L'anticléricalisme n'est certes pas apparu au XIXe siècle. Les satires médiévales contre les moines, les luttes de la monarchie contre le Saint-Siège, l'humanisme savant et le libertinage érudit, Voltaire (Écrasons l'infâme !), les Encyclopédistes et les Philosophes (Diderot, d'Holbach, La Mettrie, Condorcet) constituent son arrière-plan culturel et lui offrent ses principaux arguments. La déchristianisation révolutionnaire de l'an II, qui entraîne la fermeture des lieux de culte, la persécution du clergé et des fidèles et l'apparition de rituels civils représentent une rupture décisive.

Le grand siècle.

• Au cours du XIXe siècle, l'anticléricalisme s'affirme à travers plusieurs étapes. Les anticléricaux de la Restauration (Béranger, Paul-Louis Courier, Montlosier, Stendhal) combattent avec vigueur l'alliance du trône et de l'autel, la Congrégation, les jésuites et les missions, la loi sur le sacrilège et le sacre de Charles X à Reims (1825). Aussi, avec l'abolition de toute notion de religion d'État, 1830 marque-t-il un tournant majeur.

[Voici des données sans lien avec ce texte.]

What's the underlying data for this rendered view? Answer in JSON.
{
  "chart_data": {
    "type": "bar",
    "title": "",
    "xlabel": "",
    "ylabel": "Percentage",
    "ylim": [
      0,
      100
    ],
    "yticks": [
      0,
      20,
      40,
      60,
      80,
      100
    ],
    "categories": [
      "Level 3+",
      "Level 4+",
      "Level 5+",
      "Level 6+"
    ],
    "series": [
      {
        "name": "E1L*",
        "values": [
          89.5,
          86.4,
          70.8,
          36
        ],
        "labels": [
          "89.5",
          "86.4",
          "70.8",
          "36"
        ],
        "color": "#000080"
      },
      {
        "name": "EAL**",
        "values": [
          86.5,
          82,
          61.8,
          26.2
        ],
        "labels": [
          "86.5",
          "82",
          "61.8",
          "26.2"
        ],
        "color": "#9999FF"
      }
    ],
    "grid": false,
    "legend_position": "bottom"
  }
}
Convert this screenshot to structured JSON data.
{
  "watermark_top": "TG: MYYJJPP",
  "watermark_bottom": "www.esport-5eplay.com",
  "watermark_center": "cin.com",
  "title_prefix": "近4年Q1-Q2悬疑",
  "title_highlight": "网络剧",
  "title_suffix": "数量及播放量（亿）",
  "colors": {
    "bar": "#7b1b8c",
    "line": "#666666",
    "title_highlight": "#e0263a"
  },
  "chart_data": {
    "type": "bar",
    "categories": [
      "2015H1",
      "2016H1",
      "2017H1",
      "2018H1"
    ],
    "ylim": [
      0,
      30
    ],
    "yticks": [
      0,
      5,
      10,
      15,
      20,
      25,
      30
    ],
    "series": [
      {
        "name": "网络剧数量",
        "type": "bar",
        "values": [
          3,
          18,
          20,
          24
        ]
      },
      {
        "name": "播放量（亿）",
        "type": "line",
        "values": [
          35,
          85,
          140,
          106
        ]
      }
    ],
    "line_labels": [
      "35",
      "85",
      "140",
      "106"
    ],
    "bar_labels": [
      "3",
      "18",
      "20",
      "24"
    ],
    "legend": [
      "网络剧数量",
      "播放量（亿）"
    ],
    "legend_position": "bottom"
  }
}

Dans les années 1840, la lutte anticléricale s'étend à l'enseignement (Villemain et la défense du monopole universitaire ; Des jésuites, de Michelet et Quinet, 1843) et à la morale (Du prêtre, de la femme et de la famille, de Michelet, 1845). La révolution de 1848 n'est pas anticléricale, mais le ralliement du clergé au parti de l'Ordre puis au coup d'État de 1851 relance la lutte (discours de Victor Hugo contre l'expédition de Rome et la loi Falloux, 1850). Les années 1860, qui voient Napoléon III se détacher de l'Église pour soutenir la cause de l'Italie, marquent une nouvelle rupture.